Beyond these issues, the list of the 2009 Kia Sorento's standard safety equipment is impressive: Cars.com says these include a full complement of airbags (including for the front passengers' knees), electronic stability and traction control, an "energy-absorbing steering column," and rear child door locks, among other features. Kelley Blue Book reports that the "full-length side-curtain airbags and electronic stability control and traction control" are all standard equipment on the Kia Sorento.
Visibility is often an issue in vehicles of this type, but it doesn’t seem to be a problem on the Kia Sorento; TheCarConnection.com could not find a single complaint in this area. Canadian Auto Press says it provides a "commanding view of the road" and "excellent visibility from all angles."
2009 Kia Sorento
The 2009 Kia Sorento offers an excellent value, but some advanced options are notably absent.
The 2009 Kia Sorento offers some great value in terms of features for the price, but many features that consumers come to expect are unavailable.
According to Kelley Blue Book, notable standard features at the LX trim level of the Kia Sorento include "four-wheel anti-lock disc brakes (ABS)...illuminated entry, remote keyless entry, auto-off headlamps, electronic stability and traction control, dual heated power mirrors, power windows, power locks...fuel tank skid plate, cruise control...[and] four 12-volt outlets."
As with most cars reviewed by TheCarConnection.com, the more you are willing to pay for your 2009 Kia Sorento, the more features are available. Kelley Blue Book reports that optional equipment on the Sorento Kia "include[s] Torque-On-Demand full-time four-wheel drive, fog lights, remote start and a rear spoiler" and that a la carte "options and accessories include a power moonroof (EX), trailer hitch and side step bars."

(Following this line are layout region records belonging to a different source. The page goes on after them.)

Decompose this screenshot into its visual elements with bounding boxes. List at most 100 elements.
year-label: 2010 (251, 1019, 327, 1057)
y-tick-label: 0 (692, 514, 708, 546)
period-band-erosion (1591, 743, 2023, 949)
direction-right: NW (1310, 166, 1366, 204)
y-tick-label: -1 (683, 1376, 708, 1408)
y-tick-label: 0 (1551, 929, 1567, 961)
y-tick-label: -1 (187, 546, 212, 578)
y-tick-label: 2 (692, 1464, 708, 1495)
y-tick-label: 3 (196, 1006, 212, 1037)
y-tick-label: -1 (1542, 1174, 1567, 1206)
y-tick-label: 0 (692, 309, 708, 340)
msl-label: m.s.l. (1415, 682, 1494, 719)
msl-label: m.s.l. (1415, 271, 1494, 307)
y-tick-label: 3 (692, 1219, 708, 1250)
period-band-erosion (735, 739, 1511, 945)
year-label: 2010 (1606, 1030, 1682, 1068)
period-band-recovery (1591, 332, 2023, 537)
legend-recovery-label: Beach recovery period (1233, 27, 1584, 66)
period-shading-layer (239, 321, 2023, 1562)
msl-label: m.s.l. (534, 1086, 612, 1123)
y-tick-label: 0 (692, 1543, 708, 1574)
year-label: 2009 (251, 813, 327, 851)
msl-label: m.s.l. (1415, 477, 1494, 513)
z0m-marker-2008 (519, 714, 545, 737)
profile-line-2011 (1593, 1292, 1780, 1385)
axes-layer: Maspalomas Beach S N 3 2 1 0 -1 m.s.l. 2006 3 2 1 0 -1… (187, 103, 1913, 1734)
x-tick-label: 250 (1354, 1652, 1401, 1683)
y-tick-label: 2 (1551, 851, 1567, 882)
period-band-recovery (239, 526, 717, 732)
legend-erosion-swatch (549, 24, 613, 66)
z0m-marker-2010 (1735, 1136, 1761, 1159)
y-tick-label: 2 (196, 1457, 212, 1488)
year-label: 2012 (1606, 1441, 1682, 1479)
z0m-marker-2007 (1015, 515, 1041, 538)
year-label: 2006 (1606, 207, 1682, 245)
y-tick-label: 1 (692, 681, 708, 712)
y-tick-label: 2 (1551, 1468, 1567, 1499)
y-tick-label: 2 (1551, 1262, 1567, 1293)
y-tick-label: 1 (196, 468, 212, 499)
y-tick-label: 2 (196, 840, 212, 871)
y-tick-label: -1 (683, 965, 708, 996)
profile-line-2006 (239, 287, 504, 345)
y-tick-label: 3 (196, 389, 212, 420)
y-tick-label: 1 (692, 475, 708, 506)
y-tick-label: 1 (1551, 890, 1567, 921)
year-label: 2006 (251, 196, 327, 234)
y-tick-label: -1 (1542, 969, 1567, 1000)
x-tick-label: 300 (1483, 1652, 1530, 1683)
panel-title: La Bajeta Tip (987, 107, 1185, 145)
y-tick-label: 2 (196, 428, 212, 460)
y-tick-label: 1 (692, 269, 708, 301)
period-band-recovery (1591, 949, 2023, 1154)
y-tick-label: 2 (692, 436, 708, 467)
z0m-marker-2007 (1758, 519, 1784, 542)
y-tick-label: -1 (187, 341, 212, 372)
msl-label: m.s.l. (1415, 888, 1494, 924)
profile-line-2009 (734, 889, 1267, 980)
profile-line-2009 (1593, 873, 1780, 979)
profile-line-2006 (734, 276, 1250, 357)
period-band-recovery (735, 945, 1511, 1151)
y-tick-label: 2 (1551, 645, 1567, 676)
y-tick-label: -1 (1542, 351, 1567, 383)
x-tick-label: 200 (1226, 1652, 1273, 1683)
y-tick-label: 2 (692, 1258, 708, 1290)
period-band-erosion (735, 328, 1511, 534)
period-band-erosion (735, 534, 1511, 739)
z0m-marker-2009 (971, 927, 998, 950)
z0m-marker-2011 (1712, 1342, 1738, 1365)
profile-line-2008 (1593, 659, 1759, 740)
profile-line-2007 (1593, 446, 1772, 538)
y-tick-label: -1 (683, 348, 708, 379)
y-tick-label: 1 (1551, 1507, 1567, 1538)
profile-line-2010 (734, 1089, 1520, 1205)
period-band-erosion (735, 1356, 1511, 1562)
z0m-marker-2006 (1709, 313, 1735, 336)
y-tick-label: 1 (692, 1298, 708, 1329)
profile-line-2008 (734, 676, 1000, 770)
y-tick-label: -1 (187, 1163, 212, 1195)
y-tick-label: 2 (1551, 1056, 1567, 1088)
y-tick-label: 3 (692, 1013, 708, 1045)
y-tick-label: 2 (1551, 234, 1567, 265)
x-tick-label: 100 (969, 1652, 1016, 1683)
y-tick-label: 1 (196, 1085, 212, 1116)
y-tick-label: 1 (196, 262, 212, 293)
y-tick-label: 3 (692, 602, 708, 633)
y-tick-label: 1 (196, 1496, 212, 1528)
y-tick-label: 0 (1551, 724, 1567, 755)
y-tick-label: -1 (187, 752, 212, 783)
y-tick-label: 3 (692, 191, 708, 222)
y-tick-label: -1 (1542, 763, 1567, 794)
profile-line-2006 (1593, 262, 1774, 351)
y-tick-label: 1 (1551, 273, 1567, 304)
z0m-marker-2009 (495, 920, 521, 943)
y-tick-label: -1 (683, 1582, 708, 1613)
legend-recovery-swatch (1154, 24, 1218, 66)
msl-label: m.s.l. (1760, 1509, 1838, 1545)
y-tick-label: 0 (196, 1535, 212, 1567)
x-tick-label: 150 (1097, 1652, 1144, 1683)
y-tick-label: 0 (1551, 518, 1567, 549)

Edmunds reports that most optional features are bundled into two packages: "The LX Sport package adds 17-inch alloy wheels, foglights, side step bars, the leather-wrapped wheel and shift knob and specialized black cloth trim," with black leather seating as an additional upgrade. They further report that the Kia Sorento's "EX Luxury package adds special wheels, a sunroof, dual-zone automatic climate control, leather seating, heated front seats and a six-disc CD changer."
Two features that buyers have come to expect—even in this price range—aren’t even available on the 2009 Kia Sorento. A navigation system isn’t offered, nor is an integrated Bluetooth hands-free calling interface.